A glance at the history of the preceding centuries shows that, after the
dissolution of the fabric of the Roman Empire, there was no immediate
possibility of any intellectual revival. The barbarous races which had
deluged Europe had to absorb their barbarism: the fragments of Roman
civilization had either to be destroyed or assimilated: the Germanic
nations had to receive culture and religion from the people they had
superseded; the Church had to be created, and a new form given to the
old idea of the Empire. It was further necessary that the modern
nationalities should be defined, that the modern languages should be
formed, that peace should be secured to some extent, and wealth
accumulated, before the indispensable conditions for a resurrection of
the free spirit of humanity could exist. The first nation which
fulfilled these conditions was the first to inaugurate the new era. The
reason why Italy took the lead in the Renaissance was, that Italy
possessed a language, a favorable climate, political freedom, and
commercial prosperity, at a time when other nations were still
semi-barbarous. Where the human spirit had been buried in the decay of
the Roman Empire, there it arose upon the ruins of that Empire; and the
Papacy, called by Hobbes the ghost of the dead Roman Empire, seated,
throned and crowned, upon the ashes thereof, to some extent bridged over
the gulf between the two periods.
Keeping steadily in sight the truth that the real quality of the
Renaissance was intellectual, that it was the emancipation of the reason
for the modern world, we may inquire how feudalism was related to it.
The mental condition of the Middle Ages was one of ignorant prostration
before the idols of the Church--dogma and authority and scholasticism.

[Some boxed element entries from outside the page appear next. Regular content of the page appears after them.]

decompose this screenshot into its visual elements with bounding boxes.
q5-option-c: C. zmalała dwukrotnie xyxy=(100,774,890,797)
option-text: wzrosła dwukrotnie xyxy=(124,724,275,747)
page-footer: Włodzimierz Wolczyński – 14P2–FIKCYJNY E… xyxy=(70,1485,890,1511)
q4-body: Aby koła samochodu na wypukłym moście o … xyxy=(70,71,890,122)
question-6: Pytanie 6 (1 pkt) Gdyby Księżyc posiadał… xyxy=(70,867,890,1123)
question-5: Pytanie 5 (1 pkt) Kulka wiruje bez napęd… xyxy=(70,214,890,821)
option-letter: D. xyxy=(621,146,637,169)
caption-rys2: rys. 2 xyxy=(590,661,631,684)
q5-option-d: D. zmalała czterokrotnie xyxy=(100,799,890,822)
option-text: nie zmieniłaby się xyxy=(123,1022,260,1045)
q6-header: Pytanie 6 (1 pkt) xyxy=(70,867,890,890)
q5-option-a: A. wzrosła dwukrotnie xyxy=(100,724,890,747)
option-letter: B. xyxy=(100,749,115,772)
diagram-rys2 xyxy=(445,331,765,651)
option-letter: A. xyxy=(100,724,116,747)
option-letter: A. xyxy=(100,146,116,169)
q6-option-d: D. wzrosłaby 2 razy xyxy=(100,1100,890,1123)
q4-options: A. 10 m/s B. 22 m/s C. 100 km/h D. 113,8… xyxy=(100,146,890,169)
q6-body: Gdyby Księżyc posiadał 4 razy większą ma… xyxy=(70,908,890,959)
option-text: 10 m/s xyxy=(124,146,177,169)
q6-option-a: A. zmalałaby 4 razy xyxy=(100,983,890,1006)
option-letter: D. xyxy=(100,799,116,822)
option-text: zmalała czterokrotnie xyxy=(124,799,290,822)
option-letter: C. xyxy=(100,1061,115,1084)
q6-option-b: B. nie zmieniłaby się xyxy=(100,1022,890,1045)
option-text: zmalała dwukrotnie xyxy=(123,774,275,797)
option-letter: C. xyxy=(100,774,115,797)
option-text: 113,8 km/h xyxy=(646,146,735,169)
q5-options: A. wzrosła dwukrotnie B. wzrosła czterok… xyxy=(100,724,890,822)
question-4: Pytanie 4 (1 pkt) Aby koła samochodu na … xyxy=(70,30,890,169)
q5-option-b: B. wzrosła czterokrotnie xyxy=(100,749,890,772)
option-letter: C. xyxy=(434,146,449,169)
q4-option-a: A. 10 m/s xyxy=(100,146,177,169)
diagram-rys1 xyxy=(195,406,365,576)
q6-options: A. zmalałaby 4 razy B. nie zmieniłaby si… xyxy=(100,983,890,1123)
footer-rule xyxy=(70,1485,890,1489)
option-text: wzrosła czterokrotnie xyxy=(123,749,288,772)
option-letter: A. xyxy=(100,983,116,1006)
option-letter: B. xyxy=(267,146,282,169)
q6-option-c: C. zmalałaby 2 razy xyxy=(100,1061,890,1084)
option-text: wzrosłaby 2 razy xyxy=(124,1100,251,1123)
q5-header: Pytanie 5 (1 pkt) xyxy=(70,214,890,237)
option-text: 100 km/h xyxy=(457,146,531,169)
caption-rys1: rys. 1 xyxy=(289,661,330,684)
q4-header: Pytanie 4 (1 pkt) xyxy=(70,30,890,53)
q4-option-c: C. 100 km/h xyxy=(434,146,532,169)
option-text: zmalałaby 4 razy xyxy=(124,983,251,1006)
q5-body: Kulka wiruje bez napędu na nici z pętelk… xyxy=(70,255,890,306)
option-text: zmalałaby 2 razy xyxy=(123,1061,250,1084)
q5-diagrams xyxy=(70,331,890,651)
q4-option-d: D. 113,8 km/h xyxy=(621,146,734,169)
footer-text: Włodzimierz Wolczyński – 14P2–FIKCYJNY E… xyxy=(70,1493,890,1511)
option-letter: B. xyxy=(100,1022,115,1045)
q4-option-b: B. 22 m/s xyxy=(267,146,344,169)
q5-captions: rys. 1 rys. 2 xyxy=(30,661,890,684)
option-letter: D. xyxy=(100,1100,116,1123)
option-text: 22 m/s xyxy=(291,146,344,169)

Again, the nations of Europe during these centuries were bound down by
the brute weight of material necessities. Without the power over the
outer world which the physical sciences and useful arts communicate,
without the ease of life which wealth and plenty secure, without the
traditions of a civilized past, emerging slowly from a state of utter
rawness, each nation could barely do more than gain and keep a difficult
hold upon existence. To depreciate the work achieved during the Middle
Ages would be ridiculous. Yet we may point out that it was done
unconsciously--that it was a gradual and instinctive process of
becoming. The reason, in one word, was not awake; the mind of man was
ignorant of its own treasures and its own capacities. It is pathetic to
think of the mediaeval students poring over a single ill-translated
sentence of Porphyry, endeavoring to extract from its clauses whole
systems of logical science, and torturing their brains about puzzles
hardly less idle than the dilemma of Buridan's donkey, while all the
time, at Constantinople and at Seville, in Greek and Arabic, Plato and
Aristotle were alive but sleeping, awaiting only the call of the
Renaissance to bid them speak with voice intelligible to the modern
mind. It is no less pathetic to watch tide after tide of the ocean of
humanity sweeping from all parts of Europe, to break in passionate but
unavailing foam upon the shores of Palestine, whole nations laying life
down for the chance of seeing the walls of Jerusalem, worshiping the
sepulcher whence Christ had risen, loading their fleet with relics and
with cargoes of the sacred earth, while all the time within their
breasts and brains the spirit of the Lord was with them, living but
unrecognized, the spirit of freedom which erelong was destined to
restore its birthright to the world.